10 Things to Remember When a Practitioner is Triggering

The next wave of whistleblowing is going to be piercing for people in my field, and it is the number of people who have experienced triggering practitioners. I know so many people in my own recovery circles who had their trauma re-magnified by their therapists. I know so many women who will not go to a doctor for fear of authority and abandonment. Sometimes it is through no fault of the practitioner in question, sometimes it is direct abuse, but most often, it’s for lack of genuine trauma information.

My own experience just the other day was not quite as grave as a mental or physical health professional, but happened after a reiki session (like my own client said recently, I’m willing to try anything once). It took about 24 hours for me to release and soothe the buzzing in my body, like the rage that follows a come down. If you have been triggered by a practitioner in a wellness (or any) field, you know that under the hot anger (or any expression, there are many, mine is the classic Fight response) is blood-cold panic as you desperately try to reclaim safety in your body that in the traumatized side of your mind you fear you will never really find.

These 10 things to remember are part of my own self-regulation practice that I hope will help you as much as they continue to help me:

  1. This response is self protective. I know a trigger can feel like a defect, and can come with its own compounding shame and embarrassment. It’s easy to think I should be past this or This shouldn’t hurt me. But our nervous system is built into us for protection. Yours might work overtime, but it’s a sign, fundamentally, that you are worth protecting.

  2. Your emotion is valid. Before you jump into the mental balancing act of whether you are overreacting, your emotion is valid. You are triggered because you don’t feel safe in this situation; that is not a problem with you.

  3. No one knows your body or experience better than you do. Every field of study has authorities. Doctors spend years in med school to become authorities on treatment and pathology. That can be incredibly helpful in sorting through and navigating your experience, but it does not override your experience. You are the authority on your experience.

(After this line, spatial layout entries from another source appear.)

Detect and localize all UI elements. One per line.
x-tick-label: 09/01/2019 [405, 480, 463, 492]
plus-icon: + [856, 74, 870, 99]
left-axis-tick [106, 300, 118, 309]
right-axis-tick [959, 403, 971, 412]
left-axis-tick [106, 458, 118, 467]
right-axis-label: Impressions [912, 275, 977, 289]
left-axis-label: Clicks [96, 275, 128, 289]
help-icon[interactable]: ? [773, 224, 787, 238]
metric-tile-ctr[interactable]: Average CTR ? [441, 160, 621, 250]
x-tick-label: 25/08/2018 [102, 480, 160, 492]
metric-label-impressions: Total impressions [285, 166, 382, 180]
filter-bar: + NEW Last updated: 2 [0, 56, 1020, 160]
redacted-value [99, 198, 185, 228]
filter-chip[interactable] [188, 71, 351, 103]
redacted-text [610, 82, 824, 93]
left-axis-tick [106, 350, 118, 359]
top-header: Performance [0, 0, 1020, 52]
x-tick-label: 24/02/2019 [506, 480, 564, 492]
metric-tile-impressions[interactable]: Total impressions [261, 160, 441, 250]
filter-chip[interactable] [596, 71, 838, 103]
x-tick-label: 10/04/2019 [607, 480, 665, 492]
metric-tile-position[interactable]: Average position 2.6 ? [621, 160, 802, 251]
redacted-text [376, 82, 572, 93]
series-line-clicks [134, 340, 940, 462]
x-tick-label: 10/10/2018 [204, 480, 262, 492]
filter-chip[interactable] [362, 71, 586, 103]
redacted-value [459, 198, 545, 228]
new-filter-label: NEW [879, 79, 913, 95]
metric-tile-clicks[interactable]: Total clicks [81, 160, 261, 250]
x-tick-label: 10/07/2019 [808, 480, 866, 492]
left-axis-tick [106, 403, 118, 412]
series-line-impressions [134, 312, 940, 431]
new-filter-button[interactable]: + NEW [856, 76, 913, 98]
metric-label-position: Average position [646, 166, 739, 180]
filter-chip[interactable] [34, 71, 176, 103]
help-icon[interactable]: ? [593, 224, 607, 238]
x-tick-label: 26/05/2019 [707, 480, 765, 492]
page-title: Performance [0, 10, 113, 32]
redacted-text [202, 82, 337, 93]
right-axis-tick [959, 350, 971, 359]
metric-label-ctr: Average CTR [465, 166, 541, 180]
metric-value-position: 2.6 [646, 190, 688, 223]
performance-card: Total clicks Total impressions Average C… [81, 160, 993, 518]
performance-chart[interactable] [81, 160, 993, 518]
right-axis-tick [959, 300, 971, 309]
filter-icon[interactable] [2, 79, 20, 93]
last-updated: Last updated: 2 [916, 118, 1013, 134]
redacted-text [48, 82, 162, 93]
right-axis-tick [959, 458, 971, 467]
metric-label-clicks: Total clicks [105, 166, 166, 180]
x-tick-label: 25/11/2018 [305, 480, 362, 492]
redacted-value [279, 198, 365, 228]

  4. You can restore connection. The reason negative experiences with other people can be so overwhelmingly painful is because from infancy we have always needed other people. A loss of connection is a threat to our most primal need. Trauma enforces this fear of loss into us as part of survival. It can make us codependent, or it can make us suffer in chronic isolation. But you can restore connection. Nothing is lost forever, especially not you.

  5. You deserve (and will find) a practitioner who hears and supports you. Despite the number of regulatory bodies in place to prevent this, not everyone is good at their job. This includes mental and health care professionals, energy healers, and cab drivers. Not everyone who is good at their job is good for you. You don’t need to stick out a shitty professional relationship to prove something; make like Ariana Grande, thank them (or don’t) and move on. There is a fit for you out there; it’s worth trying one more time, every time.

  6. Emotions pass every 90 seconds. If you can get through a minute and a half, you will start to process the emotion physically. This might sound bizarre, but a little jumping in place will help. (I like to imagine myself in a boxing ring, where I jump and shake out like I’m between rounds, and do some combinations in the air. After 90 seconds, I’ve gotten a micro workout, and moved some of that fight response out of my system.)

  7. Breathe. Every time we engage the parasympathetic nervous system, we recreate safety in our bodies. Give your vagus nerve a tickle with some belly breathing, some humming, maybe some cold exposure. If boxing isn’t for you, a 90 second round of nadi shodhana, or alternate nostril breathing, is a perfect way to bring yourself back to baseline.

  8. Crying releases cortisol. If you, like me, have a problem with post-trigger vulnerability, crying feels like defeat, and defeat feels worse than death. But crying releases stress directly from our eyeballs. It’s okay to cry it out. Laughing is equally helpful: laughter engages the diaphragm, releases oxytocin (the connection hormone), and carries anger out.

  9. The [insert substance here] won’t help. I told about seven different people after my reiki experience, and I’m going to tell you right now: I had never wanted to drink more in my life than I did right then. I also wanted to eat cheese fries, purge cheese fries, go to Target, and dig up dead relatives to shout at them for making me this way. It has been years of very intentional cultivation to be able to resist those urges (all less than healthy modes of self regulation), but in a trigger, they are right there. You might have your own temptations, but the thing that will help most is feeling what you’re feeling.

  10. There is always someone to listen. The phrase “I just need to articulate and validate myself” is a powerful one, because you aren’t just ranting or venting, you are self-healing, and you need some support. Calling a friend, asking them to listen, and stating the above helps create a safe place for you to process, the direct antidote to the triggering experience you had. If you don’t have a friend or fellow traveler to talk to, hotline workers are literally volunteer validators. I’ve reached out several times, and highly recommend. (And they will tell you who to contact in a crisis.)

One last note: this process was not as clean as I was going through it as it is writing it down now. Self regulation can feel chaotic, messy, and a number of things we traumatized don’t want to feel, but if nothing else I hope you recognize you are not alone in your experience, and you know there is support for you within and without.